Tuesday, June 21, 2011

Wal-Mart sucks. A lot.

Yesterday I posted a snotty Facebook status update about Wal-Mart following the U.S. Supreme Court ruling that denied women the right to proceed with a sex discrimination suit against the company.

A decade ago, a group of female employees sued Wal-Mart, claiming the company paid them lower wages and awarded them fewer promotions than men even when they had higher performance ratings and more seniority than their male counterparts. By a 5-4 vote along ideological lines, the court said there were too many women in too many jobs at Wal-Mart to wrap into one lawsuit. The lawsuit could have involved up to 1.6 million women and Wal-Mart could have faced billions of dollars in damages.

Instead of receiving the type of concurring responses that I expected from my liberal Facebook friends, it was pointed out that the Supremes’ decision was based on a “narrow procedural point” which means, I assume, that my friends thought it was just.

I’m not an attorney but I don’t see how making it more difficult for women to come together as a group to claim discrimination by the world’s largest corporation is a good thing by any definition. (Isn’t this the same court that ruled in Citizens United v. Federal Election Commission that corporations have the same rights as people?)

Another Facebook friend responded by asking, “What do you have against people who work at Wal-Mart?” My answer is: nothing. Wal-Mart employs one out of every 123 U.S. workers and nearly one out of every 20 retail employees and I feel sorry for each one of them. It’s the corporate monster, headquartered in Bentonville, Arkansas, that rubs me the wrong way:

  • Wal-Mart pays its employees next to nothing, forcing many to sign up for public assistance.

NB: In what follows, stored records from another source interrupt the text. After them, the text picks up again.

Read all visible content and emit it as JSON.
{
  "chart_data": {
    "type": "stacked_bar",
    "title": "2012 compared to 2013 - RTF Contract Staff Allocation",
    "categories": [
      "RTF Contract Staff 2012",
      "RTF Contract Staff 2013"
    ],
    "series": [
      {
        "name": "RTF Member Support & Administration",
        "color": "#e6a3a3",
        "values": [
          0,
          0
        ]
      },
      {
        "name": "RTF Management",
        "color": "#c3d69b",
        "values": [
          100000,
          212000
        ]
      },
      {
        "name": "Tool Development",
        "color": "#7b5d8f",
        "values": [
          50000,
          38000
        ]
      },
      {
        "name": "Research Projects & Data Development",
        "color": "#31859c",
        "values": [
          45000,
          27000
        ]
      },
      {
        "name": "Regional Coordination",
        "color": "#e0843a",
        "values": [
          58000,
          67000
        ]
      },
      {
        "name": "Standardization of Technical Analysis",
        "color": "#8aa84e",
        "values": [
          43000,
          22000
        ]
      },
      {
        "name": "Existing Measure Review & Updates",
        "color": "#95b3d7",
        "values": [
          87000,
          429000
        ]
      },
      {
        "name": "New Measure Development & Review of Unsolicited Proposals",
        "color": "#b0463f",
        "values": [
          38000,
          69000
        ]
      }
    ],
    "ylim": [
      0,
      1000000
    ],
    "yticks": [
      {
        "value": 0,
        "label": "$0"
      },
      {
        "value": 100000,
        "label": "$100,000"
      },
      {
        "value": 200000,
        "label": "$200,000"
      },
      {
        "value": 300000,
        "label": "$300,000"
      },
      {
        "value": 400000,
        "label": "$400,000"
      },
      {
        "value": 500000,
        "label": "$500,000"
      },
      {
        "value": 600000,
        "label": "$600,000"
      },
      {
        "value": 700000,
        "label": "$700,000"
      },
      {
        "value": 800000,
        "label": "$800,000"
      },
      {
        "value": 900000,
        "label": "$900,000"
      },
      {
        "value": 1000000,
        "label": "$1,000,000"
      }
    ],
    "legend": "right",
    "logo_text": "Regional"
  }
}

    • Wal-Mart enjoys taxpayer subsidies although its annual revenue exceeds $420 billion.

      • Wal-Mart violates environmental laws and promotes sprawl and farmland loss.

        • Wal-Mart squashes Mom and Pop stores and alters communities.

          • Wal-Mart actively fights employee unions and organizing efforts. The company's been mobilizing managers and supervisors around the country to warn that if Democrats win power in November, they'll likely change federal law to make it easier for workers to unionize.

            • Wal-Mart supports the Chinese economy. In fact, experts estimate that as many as 80 percent of Wal-Mart’s 6,000 global suppliers are based in China. The corporation itself estimates it imports $15 billion worth of Chinese goods every year and concedes that the figure could be higher; some estimates range as high as $30 billion.

            I’m not surprised that a company headquartered in the good ol’ USA pays its employees an average of just $250/week and buys mostly from Chinese suppliers. I am surprised that the highest court in the land sided with this company over American women – and that anyone thinks this is okay.

            P.S. For more information, watch “Wal-Mart: The High Cost of Low Price,” a documentary that “uncovers a retail giant's assault on families and American values.”

            Sources: Huffington Post, moneyvsdebt.com, Crooks and Liars, USA Today, PBS.


            1. Walmart is so generous that they have let homeless employees sleep in their cars in the parking lot. Very giving of them.

              I've said this before, but every Walmart store needs to have a "Made in the USA" enclosure as a challenge to the patriots who shop there. It'd say, "Here's your chance to prove your patriotism by paying more to support the American economy." I really wonder how that might work out.

              I've written to Walmart asking them to do that. Maybe they have. I don't know because I'm lucky enough to live in a place were Walmarts are rare and even if there was one across the street I'd not shop there.

            2. I have never set foot in a Walmart parking lot, let alone one of their stores, and I really see no incentive to do so in the future. Nor does my wife, even though she is from Arkansas and has relatives that work in that company's management. Bushit happens, and it is still happening!

            3. Hey Patrick,

              My comment about having something against Wal Mart workers was to shame the politicians in your comment.

              I have watched The High Cost of Low Price. I was appalled at the treatment of the workers. Essentially making people who work for Wal Mart a 'working poor' class. How families sink their pay cheques right back into the store. There is no getting ahead in life with that mentality.

              Because of that documentary, I have tried to make a strong conscious decision to boycott Wal Mart as much as I possibly can. Keep in mind I'm a single mother raising two children. One who blows out shoes every other month!

              I really do hate Wal Mart and everything it stands for. The kicker being its an "American" franchise/company in Canada. I'd rather support local business'

              And that is my 2 cents.


            4. Patrick, I don't think it is ok that the court sided against women 5-4. I DID expect this from this court. The Scalia court is a modern travesty, the bend of which will take generations to muddle through yet again.